A Monza 30 persone intascavano il reddito di cittadinanza illegalmente.

Monza, carabinieri sventano truffa sul reddito di cittadinanza. 30 denunciati, danno da oltre 200.000,00 euro.

I carabinieri della compagnia di Monza, nel corso di controlli mirati a verificare la reale sussistenza dei requisiti dei percettori del reddito di cittadinanza, hanno controllato, a partire dallo scorso settembre, oltre 300 individui residenti nella citta’ di monza, accertando che 30 di essi beneficiavano del sussidio abusivamente.

Per svelare la truffa, i militari hanno svolto indagini patrimoniali sui redditi dei percettori e dei rispettivi nuclei familiari, ma anche approfondimenti su altri requisiti richiesti per ottenere il beneficio, quali cittadinanza, soggiorno, certificati dei carichi pendenti e condanne, incrociando i dati con la documentazione fornita dall’ inps di monza (dsu e isee), di cui si sottolinea il proficuo rapporto di collaborazione fra gli enti.

Numerose le irregolarita’ messe in atto dagli indagati per alterare la propria situazione economica, in modo da rientrare nei parametri per chiedere il beneficio.

Numerosi sono stati i casi di attestazione fittizia sui componenti dei nuclei familiari, con genitori che dichiaravano falsamente figli a carico, oppure omettevano di riferire sui redditi percepiti dai propri congiunti, in modo da alterare i parametri isee.

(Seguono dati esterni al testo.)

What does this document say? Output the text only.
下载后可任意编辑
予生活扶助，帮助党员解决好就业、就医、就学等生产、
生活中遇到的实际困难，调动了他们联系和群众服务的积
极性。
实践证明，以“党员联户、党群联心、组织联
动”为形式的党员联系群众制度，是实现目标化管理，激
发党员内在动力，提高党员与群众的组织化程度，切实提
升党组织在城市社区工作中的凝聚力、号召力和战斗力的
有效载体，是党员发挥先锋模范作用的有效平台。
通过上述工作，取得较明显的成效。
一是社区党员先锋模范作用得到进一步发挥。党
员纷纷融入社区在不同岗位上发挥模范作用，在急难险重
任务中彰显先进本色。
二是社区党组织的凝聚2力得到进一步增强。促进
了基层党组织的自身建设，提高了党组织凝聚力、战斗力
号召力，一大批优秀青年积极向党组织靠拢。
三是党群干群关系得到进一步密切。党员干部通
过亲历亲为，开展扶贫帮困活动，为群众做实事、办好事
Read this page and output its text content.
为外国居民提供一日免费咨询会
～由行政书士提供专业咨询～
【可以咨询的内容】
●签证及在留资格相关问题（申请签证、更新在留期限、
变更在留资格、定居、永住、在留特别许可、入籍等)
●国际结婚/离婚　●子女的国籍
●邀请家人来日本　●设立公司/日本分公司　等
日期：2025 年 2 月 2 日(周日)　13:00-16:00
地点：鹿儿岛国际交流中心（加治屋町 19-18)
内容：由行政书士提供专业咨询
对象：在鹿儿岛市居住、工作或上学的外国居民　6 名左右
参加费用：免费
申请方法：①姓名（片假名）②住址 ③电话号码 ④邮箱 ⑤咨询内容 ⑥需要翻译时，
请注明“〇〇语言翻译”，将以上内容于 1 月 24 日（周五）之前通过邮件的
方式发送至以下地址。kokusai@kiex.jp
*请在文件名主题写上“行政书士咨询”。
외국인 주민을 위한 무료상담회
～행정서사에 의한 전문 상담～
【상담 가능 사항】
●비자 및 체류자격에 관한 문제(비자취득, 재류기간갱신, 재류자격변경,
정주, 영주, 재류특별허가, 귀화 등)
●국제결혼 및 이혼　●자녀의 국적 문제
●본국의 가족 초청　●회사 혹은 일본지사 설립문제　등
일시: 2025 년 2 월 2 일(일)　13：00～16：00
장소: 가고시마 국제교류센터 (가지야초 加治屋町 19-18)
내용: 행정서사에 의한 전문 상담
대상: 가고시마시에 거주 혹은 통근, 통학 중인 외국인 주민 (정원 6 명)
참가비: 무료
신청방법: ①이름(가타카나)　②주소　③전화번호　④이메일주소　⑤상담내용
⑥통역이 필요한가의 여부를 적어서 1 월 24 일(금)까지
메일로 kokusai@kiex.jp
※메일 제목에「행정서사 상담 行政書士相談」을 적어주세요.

Frequente era il ricorso a false attestazioni di “Nullatenenza”, laddove, dalle verifiche dei militari, i percettori e i familiari risultavano proprietari di beni durevoli ed anche immobili.

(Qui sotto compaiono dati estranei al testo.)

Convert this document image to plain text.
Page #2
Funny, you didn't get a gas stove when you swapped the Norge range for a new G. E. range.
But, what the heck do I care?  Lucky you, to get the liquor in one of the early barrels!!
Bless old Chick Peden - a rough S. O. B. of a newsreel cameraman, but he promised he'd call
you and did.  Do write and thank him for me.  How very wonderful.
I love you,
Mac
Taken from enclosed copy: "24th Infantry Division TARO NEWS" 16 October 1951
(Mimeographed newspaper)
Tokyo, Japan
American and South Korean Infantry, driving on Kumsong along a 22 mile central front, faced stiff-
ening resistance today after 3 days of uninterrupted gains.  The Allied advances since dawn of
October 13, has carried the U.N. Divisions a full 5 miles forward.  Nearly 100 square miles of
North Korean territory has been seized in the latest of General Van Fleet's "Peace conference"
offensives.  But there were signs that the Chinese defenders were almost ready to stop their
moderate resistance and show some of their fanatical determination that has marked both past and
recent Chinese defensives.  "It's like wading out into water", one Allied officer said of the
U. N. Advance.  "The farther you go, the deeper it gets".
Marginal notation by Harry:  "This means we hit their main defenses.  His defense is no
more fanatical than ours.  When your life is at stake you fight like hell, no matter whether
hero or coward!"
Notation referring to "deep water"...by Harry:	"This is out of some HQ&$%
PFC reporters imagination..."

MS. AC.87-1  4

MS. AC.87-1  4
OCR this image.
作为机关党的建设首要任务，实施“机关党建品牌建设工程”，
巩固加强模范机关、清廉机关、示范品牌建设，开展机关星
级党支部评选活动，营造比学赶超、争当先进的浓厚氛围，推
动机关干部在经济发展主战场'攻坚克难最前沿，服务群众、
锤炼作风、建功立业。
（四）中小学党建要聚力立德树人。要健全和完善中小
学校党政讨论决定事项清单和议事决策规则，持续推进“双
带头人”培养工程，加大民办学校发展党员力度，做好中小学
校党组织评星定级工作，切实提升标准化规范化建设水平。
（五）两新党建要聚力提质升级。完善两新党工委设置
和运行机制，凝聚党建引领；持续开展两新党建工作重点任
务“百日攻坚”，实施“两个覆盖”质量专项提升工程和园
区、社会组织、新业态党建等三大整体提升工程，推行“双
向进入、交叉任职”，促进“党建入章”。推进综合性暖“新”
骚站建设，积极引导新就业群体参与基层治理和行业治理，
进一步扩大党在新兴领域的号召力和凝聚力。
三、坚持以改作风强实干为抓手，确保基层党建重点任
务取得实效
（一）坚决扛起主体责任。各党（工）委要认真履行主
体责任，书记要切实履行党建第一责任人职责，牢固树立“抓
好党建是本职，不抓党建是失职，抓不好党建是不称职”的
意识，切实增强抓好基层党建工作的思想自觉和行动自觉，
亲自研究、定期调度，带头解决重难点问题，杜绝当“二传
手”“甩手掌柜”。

Scoperto altresì un intero nucleo familiare in cui ogni componente percepiva il rdc, ancorche’ proprietari di immobili, alcuni anche fuori provincia

Fra le truffe, scoperte anche quelle di cittadini stranieri che attestavano di essere residenti in italia da almeno 10 anni, malgrado molti di essi erano giunti nel nostro paese da qualche mese.